Video-based visible-infrared person re-identification (VVI-ReID) is challenging due to significant modality feature discrepancies. Spatial-temporal information in videos is crucial, but the accuracy of spatial-temporal information is often influenced by issues like low quality and occlusions in videos. Existing methods mainly focus on reducing modality differences, but pay limited attention to improving spatial-temporal features, particularly for infrared videos. To address this, we propose a novel Skeleton-guided spatial-Temporal feAture leaRning (STAR) method for VVI-ReID. By using skeleton information, which is robust to issues such as poor image quality and occlusions, STAR improves the accuracy of spatial-temporal features in videos of both modalities. Specifically, STAR employs two levels of skeleton-guided strategies: frame level and sequence level. At the frame level, the robust structured skeleton information is used to refine the visual features of individual frames. At the sequence level, we design a feature aggregation mechanism based on skeleton key points graph, which learns the contribution of different body parts to spatial-temporal features, further enhancing the accuracy of global features. Experiments on benchmark datasets demonstrate that STAR outperforms state-of-the-art methods. Code will be open source soon.

Paper Structure

This paper contains 19 sections, 12 equations, 6 figures, 3 tables.

Figures (6)

  • Figure 1: The insights of our method. The Skeleton-guided spatial-Temporal feAture leaRning (STAR) method operates at two levels: At the frame level, skeleton guidance corrects incomplete vision feature information. At the sequence level, it ensures global feature consistency by leveraging skeleton-based guidance.
  • Figure 2: Overview of the STAR method for VVI-ReID. The final output represents the identity probabilities of pedestrians in different modalities. At the frame level, skeleton connections refine individual frame features, and at the sequence level, a skeleton graph sequence aggregates features to enhance global accuracy.

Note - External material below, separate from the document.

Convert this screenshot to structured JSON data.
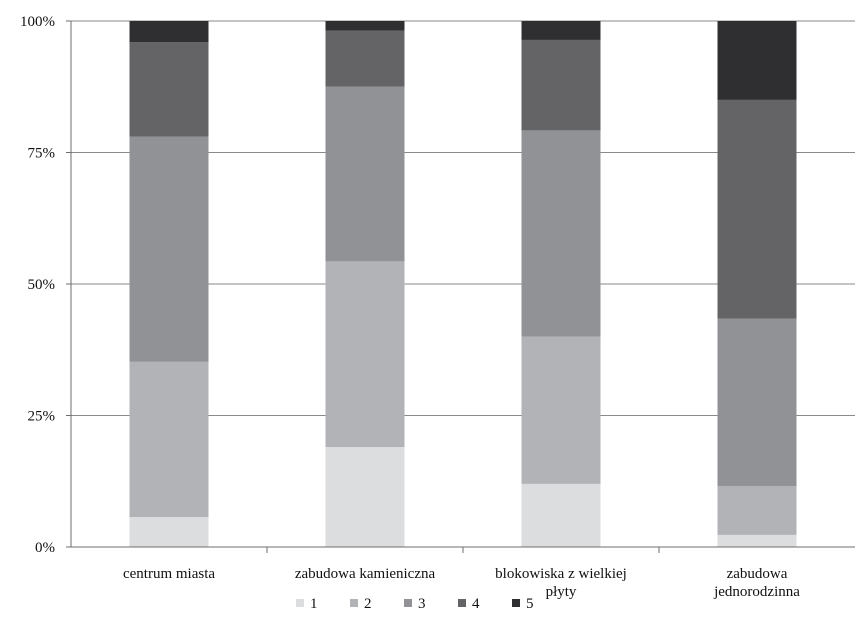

STAR improves spatial-temporal feature extraction in both visible and infrared modalities.
  • Figure 3: Body Part Contribution Aware Skeleton Guidance: Illustration of the spatial-temporal skeleton graph and the dynamic pooling mechanism that selectively integrates global features based on Body Part Contributions.
  • Figure 4: Visualization of heat maps by using Grad-CAM Selvaraju_2017_ICCV, comparing the baseline and STAR, showing that STAR better highlights discriminative regions.
  • Figure 5: Comparison of mAP (%) at different sequence lengths for the baseline model and the STAR model. The shaded area represents the improvement margin achieved by the STAR model over the baseline. This comparison results were obtained using the MindSpore framework.